Department of Internal Medicine, National Taiwan University Cancer Center, National Taiwan University, Taipei, Taiwan.
Department of Internal Medicine, National Taiwan University Hospital, National Taiwan University, Taipei, Taiwan.
Int J Cancer. 2023 Jul 15;153(2):352-363. doi: 10.1002/ijc.34507. Epub 2023 Mar 21.

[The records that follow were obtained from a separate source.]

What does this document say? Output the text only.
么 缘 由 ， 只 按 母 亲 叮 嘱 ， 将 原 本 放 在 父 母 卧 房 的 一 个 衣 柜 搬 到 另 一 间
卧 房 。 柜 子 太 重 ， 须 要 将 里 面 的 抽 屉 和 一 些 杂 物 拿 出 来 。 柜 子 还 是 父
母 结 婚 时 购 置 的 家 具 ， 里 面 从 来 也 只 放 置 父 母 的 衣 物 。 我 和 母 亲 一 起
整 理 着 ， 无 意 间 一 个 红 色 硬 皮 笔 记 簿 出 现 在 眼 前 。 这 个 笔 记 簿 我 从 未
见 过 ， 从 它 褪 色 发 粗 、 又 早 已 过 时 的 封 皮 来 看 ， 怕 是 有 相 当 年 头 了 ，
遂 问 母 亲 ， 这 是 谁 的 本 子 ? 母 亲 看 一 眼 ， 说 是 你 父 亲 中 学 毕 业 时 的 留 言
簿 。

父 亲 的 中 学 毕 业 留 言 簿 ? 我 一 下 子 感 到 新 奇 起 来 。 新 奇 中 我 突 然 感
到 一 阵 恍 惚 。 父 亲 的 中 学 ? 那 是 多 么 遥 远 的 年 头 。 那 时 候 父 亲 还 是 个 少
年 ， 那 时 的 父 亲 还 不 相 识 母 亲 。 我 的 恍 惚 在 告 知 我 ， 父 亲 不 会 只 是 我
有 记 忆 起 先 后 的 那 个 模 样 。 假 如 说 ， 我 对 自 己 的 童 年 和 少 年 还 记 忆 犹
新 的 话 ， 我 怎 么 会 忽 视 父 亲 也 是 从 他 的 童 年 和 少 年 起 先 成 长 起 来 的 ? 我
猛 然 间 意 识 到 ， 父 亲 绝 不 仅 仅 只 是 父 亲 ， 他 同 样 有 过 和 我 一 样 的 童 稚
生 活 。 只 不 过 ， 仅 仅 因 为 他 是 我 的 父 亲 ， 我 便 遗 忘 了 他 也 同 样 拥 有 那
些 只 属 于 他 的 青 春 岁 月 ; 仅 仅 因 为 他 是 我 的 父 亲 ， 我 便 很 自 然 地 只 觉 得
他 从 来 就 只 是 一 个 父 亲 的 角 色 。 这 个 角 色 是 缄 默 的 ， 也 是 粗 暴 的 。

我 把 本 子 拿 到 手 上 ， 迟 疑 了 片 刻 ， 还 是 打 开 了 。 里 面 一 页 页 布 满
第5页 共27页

EGFR exon 19 deletion (Del-19) comprises multiple advanced NSCLC subtypes. EGFR-tyrosine kinase inhibitor (TKI) efficacy and T790M acquisition in various Del-19 subtypes is unknown. We prospectively collected tissue samples from patients harboring NSCLC with Del-19 between 2006 and 2020. We evaluated EGFR-TKI treatment effectiveness among the different Del-19 subtypes. We collected 1391 NSCLC samples from 892 patients with Del-19, and the most common subtype was del E746-A750 (67.5%). 741 patients had taken first- or second-generation EGFR-TKIs. There were no significant differences in response rates between patients with different Del-19 subtypes (P = .630). Patients with indel E746 had the longest median PFS (14.6 months), but those with non-LRE deletions had the shortest PFS (8.9 months; P = .002). For OS analysis, patients with indel E746 also had the longest OS (34.1 months), but those with non-LRE deletions had the shortest OS (21.1 months; P = .046). Patients with different Del-19 subtypes showed no significant differences in the T790M acquisition rates (P = .443). Among the 151 patients with acquired T790M who received third-generation EGFR-TKIs, the Del-19 subtype was not associated with different RR and PFS. In vitro cellular viability and activation of the EGFR pathway analysis were consistent with the clinical findings. In conclusion, compared with del E746-A750, indel E746 was associated with longer PFS and OS, but the non-LRE subtype was correlated with shorter survival prognosis. There were no significant differences in the acquired T790M rate and treatment effectiveness of subsequent third-generation EGFR-TKIs between various Del-19 subgroups.
EGFR 外显子 19 缺失(Del-19)包含多种晚期 NSCLC 亚型。不同 Del-19 亚型的 EGFR 酪氨酸激酶抑制剂(TKI)疗效和 T790M 获得情况尚不清楚。我们前瞻性地收集了 2006 年至 2020 年间患有 Del-19 的 NSCLC 患者的组织样本。我们评估了不同 Del-19 亚型中 EGFR-TKI 治疗的有效性。我们从 892 名患有 Del-19 的 NSCLC 患者中收集了 1391 个 NSCLC 样本,最常见的亚型是 del E746-A750(67.5%)。741 名患者接受了第一代或第二代 EGFR-TKI 治疗。不同 Del-19 亚型的患者的缓解率没有显著差异(P=0.630)。具有 indel E746 的患者的中位 PFS 最长(14.6 个月),但具有非 LRE 缺失的患者的 PFS 最短(8.9 个月;P=0.002)。对于 OS 分析,具有 indel E746 的患者的 OS 也最长(34.1 个月),但具有非 LRE 缺失的患者的 OS 最短(21.1 个月;P=0.046)。不同 Del-19 亚型的患者在 T790M 获得率方面没有显著差异(P=0.443)。在接受第三代 EGFR-TKI 治疗的 151 名获得 T790M 的患者中,Del-19 亚型与不同的 RR 和 PFS 无关。体外细胞活力和 EGFR 通路激活分析与临床发现一致。总之,与 del E746-A750 相比,indel E746 与更长的 PFS 和 OS 相关,但非 LRE 亚型与更短的生存预后相关。不同的 Del-19 亚组之间在获得 T790M 的比率和随后第三代 EGFR-TKI 的治疗效果方面没有显著差异。